Oltre 300 imprese e 35 associazioni in ambito siderurgico sollecitano un’azione immediata da parte dell’UE.
Le imprese e gli stakeholder del settore chiedono a Commissione europea e Governi nazionali interventi rapidi e risolutivi per evitare deindustrializzazione, perdita di occupazione e nuove dipendenze strategiche.
Di fronte al rapido deterioramento del contesto competitivo internazionale, i firmatari dell’iniziativa denominata “Salvaguardare il settore europeo dei metalli e dell’acciaio”, promossa da EUROMETAL (l’Associazione Europea dei distributori di acciaio), e già sottoscritta da ASSOFERMET (Associazione del commercio e della trasformazione di acciaio, metalli, rottami, ferramenta), lanciano un appello ai Governi degli Stati membri e alla Commissione europea affinché vengano adottate con urgenza misure efficaci e immediatamente applicabili a tutela delle catene del valore europee dell’acciaio e dei metalli. Non siamo di fronte a una crisi congiunturale, ma a un cambio strutturale del contesto competitivo globale.
La deindustrializzazione accelera – il tempo per agire è ora
Senza un cambio di passo rapido e concreto l’Europa rischia di andare incontro a un’accelerazione del processo di deindustrializzazione. Il quadro geopolitico e commerciale è oggi profondamente cambiato rispetto alla fase in cui era stato concepito il Green Deal europeo. Oggi l’industria europea si confronta con conflitti commerciali, concorrenza sleale, costi produttivi persistentemente elevati. In questo scenario, i produttori europei di acciaio, metalli e beni ad alta intensità di acciaio risultano esposti ad una pressione crescente che mina la competitività delle aziende e mette a rischio la tenuta dell’intera filiera manifatturiera.

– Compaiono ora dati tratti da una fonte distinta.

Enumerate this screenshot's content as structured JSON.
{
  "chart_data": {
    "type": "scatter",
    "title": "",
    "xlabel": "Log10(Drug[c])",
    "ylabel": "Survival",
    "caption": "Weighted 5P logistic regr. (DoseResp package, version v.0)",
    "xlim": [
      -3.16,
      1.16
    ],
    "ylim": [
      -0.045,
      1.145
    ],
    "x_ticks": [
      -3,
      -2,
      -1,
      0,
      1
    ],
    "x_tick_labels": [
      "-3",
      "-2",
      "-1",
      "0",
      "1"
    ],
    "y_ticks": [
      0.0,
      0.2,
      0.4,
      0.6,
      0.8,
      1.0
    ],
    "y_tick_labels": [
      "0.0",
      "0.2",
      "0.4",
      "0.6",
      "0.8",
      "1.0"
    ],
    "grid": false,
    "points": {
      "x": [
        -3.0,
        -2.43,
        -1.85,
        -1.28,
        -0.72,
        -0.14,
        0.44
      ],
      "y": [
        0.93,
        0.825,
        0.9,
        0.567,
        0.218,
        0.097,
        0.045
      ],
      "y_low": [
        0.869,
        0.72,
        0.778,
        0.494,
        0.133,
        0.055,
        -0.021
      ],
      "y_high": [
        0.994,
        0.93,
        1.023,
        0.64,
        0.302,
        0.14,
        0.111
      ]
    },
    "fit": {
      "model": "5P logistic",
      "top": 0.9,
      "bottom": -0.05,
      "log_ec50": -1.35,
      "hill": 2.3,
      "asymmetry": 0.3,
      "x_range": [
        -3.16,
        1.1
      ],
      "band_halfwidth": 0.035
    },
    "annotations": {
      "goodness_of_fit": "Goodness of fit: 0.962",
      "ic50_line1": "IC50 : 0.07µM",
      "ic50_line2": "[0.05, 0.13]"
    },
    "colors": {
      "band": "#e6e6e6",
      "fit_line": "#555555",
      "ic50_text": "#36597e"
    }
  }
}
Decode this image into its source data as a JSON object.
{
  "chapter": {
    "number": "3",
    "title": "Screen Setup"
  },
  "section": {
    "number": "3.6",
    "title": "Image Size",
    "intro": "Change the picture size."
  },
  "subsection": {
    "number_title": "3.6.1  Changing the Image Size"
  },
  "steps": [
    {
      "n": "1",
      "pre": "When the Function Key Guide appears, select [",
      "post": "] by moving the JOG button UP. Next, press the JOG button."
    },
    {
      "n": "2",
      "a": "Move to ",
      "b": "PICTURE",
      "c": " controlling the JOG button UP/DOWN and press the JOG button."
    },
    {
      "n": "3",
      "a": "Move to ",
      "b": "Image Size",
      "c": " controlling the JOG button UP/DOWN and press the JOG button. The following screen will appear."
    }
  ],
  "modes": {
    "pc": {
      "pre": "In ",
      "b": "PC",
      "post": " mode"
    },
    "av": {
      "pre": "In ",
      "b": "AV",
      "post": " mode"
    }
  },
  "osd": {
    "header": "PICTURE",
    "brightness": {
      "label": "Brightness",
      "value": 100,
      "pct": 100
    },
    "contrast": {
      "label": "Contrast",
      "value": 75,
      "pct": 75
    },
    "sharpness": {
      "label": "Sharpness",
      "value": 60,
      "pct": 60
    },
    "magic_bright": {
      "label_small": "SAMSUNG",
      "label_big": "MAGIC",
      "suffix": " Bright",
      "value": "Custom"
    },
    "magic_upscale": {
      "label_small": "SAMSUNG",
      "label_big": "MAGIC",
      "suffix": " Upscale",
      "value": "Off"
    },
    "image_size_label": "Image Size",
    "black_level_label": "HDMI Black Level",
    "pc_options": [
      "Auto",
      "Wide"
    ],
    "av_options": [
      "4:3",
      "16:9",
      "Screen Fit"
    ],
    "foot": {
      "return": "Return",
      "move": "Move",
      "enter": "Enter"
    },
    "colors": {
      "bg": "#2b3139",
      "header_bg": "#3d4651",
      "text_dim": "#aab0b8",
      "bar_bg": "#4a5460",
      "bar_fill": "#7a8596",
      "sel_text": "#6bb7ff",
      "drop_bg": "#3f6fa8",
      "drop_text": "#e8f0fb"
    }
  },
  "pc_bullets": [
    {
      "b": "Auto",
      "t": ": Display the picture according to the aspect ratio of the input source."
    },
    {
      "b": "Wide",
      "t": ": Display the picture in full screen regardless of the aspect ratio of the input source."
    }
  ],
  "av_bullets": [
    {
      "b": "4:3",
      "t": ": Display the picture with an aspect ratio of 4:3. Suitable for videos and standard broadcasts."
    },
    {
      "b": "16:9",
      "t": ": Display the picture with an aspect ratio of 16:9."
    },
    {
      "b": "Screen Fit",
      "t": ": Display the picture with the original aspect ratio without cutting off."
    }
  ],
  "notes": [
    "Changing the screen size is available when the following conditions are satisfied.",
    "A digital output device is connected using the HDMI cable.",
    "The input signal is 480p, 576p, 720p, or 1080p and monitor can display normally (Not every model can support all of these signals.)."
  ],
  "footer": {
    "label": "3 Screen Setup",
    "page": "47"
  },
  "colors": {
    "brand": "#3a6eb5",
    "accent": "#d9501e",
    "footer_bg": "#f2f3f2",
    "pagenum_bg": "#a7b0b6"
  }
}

Al centro dell’appello vi è la richiesta di un pacchetto di misure articolato su quattro direttrici prioritarie.
Dazi e contingenti anche per i prodotti ad alta intensità di acciaio
Lo schema di difesa commerciale va riscritto. I firmatari chiedono un nuovo regime che stabilizzi le attuali misure UE di salvaguardia dell’acciaio, attraverso l’introduzione di dazi e contingenti tariffari anche per i derivati dell’acciaio e per i prodotti ad alta intensità di acciaio, con l’obiettivo di garantire condizioni di concorrenza eque e prevenire pratiche elusive.
Estensione CBAM ai prodotti ad alta intensità di acciaio
Il meccanismo CBAM, per come strutturato, lascia enormi spazi di circonvenzione della norma con riferimento all’importazione di prodotti finiti. I firmatari chiedono l’estensione del meccanismo CBAM ai derivati dell’acciaio e ai prodotti ad alta intensità di acciaio, così da evitare che il rischio di rilocalizzazione delle emissioni e della creazione di valore si sposti a valle della filiera, verso Paesi terzi.
Il principio del “Made in UE”
Terzo pilastro dell’iniziativa è il principio del “Made in UE”. L’Europa deve dotarsi di criteri chiari che privilegino, negli appalti pubblici e nei regimi di finanziamento, i materiali e i servizi prodotti nell’Unione, in particolare nei settori strategici come infrastrutture, difesa, mobilità elettrica e flotte aziendali. L’obiettivo è preservare autonomia strategica, capacità industriale, innovazione e occupazione qualificata.
Riduzione dei costi per riprendere competitività
L’appello richiama con forza la necessità di ridurre i costi che gravano sull’industria europea, a partire dal prezzo dell’energia. Tra le misure indicate figurano la riduzione del costo dell’elettricità per uso industriale, la revisione del sistema ETS con un rallentamento del phase-out delle quote gratuite nel quadro CBAM, e un’azione incisiva di semplificazione normativa e burocratica sia a livello europeo, sia nazionale. È oggi quanto mai necessario ridurre i costi energetici per riguadagnare competitività.
L’allarme lanciato dall’iniziativa riguarda anche le ricadute sociali ed economiche. In assenza di interventi rapidi e risoluti, l’Europa potrebbe perdere oltre 13 milioni di posti di lavoro diretti nel comparto dell’acciaio e dei metalli, con effetti indiretti fino a 65 milioni di altri posti di lavoro. Un simile arretramento, oltre a indebolire il tessuto industriale europeo, aumenterebbe la dipendenza da Paesi terzi e porrebbe seri problemi di tenuta economica e sociale.